ITK and VTK as compiler regression test cases
As ITK (Insight Segmentation and Registration Toolkit) is a foundational library in medical image processing, on which many programs depend (such as 3D Slicer), we want it to properly compile both on quite old and very new compilers. As Visual Studio is my development environment of choice, I took advantage of the opportunity offered by Microsoft to download and test pre-release versions of Visual Studio, in order to make sure ITK has smooth sailing once the final release of Visual Studio 2017 is published.
However, trying to compile ITK was causing Visual Studio to report “fatal error C1001: An internal error has occurred in the compiler.” After confirming that it was not specific to my configuration of ITK and that it was occurring with default configuration, I submitted the bug report to Microsoft.
It took about two weeks for them to make a fix to their internal code, and a month and a half more for that fix to make it into a publicly downloadable release candidate. During that time, the bug report attracted 96 followers who were interested in the outcome.
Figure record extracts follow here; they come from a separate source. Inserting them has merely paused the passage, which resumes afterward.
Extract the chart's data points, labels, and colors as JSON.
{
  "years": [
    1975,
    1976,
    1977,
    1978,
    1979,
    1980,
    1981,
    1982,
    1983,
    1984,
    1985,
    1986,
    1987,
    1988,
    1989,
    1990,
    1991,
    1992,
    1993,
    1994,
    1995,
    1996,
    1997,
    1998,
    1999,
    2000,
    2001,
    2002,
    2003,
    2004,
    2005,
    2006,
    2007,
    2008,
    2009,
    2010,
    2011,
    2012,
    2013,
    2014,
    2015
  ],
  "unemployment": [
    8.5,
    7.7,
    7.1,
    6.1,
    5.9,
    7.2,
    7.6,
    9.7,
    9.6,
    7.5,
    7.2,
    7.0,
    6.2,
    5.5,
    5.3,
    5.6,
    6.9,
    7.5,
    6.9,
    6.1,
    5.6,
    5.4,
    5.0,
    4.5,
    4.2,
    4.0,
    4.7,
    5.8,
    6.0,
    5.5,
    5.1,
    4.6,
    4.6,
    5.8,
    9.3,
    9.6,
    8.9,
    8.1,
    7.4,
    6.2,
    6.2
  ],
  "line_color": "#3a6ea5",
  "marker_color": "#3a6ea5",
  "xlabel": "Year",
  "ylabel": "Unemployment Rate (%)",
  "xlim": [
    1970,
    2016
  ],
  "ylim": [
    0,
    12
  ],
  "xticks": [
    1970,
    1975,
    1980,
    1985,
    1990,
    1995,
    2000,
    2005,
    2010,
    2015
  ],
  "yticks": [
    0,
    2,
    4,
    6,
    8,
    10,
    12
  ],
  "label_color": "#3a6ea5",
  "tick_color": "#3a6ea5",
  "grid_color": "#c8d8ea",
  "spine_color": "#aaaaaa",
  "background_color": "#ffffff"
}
In the discussion that followed from that bug report, Ulzii Luvsanbat, a developer on Microsoft’s Visual Studio team wrote: “Additionally, we’ve added ITK and VTK libraries from GitHub to our daily compiler testing and validations. So in short, from now on we will be releasing MSVC compiler versions to the public where live GitHub ITK and VTK sources will build clean. That’s a promise :).”
ITK and VTK are not only important libraries for medical imaging and visualization, but they also are large and complex collections of code (ITK: 1.75M lines of code and 502 person-years of effort; VTK: 5.67M lines of code and 1734 person-years of effort; statistics taken from Open Hub), employing advanced technologies, pushing the envelope in compiler and systems support. Their permissive open-source licenses allow them to be used commercially. This makes them great regression test cases for compiler writers, as Microsoft has shown with this example.
This is also a great benefit to the ITK and VTK community, knowing that their tools are now much more likely to work with future releases of Microsoft Visual Studio! We consider this level of testing and attention from Microsoft to be outstanding. Our statistics show that 64% of the visitors to ITK and VTK websites are running Windows.
That is a great outcome, and it is really good to see Microsoft embracing open source projects to ensure they work in future compiler releases! Thanks for writing this up and sharing. Building open source projects on Windows/MSVC has always been challenging, CMake makes it easier, but practices like this will improve things much more. It is worth pointing out that VTK (and I think ITK) build a number of other open source projects by default, which will also benefit from enhanced testing.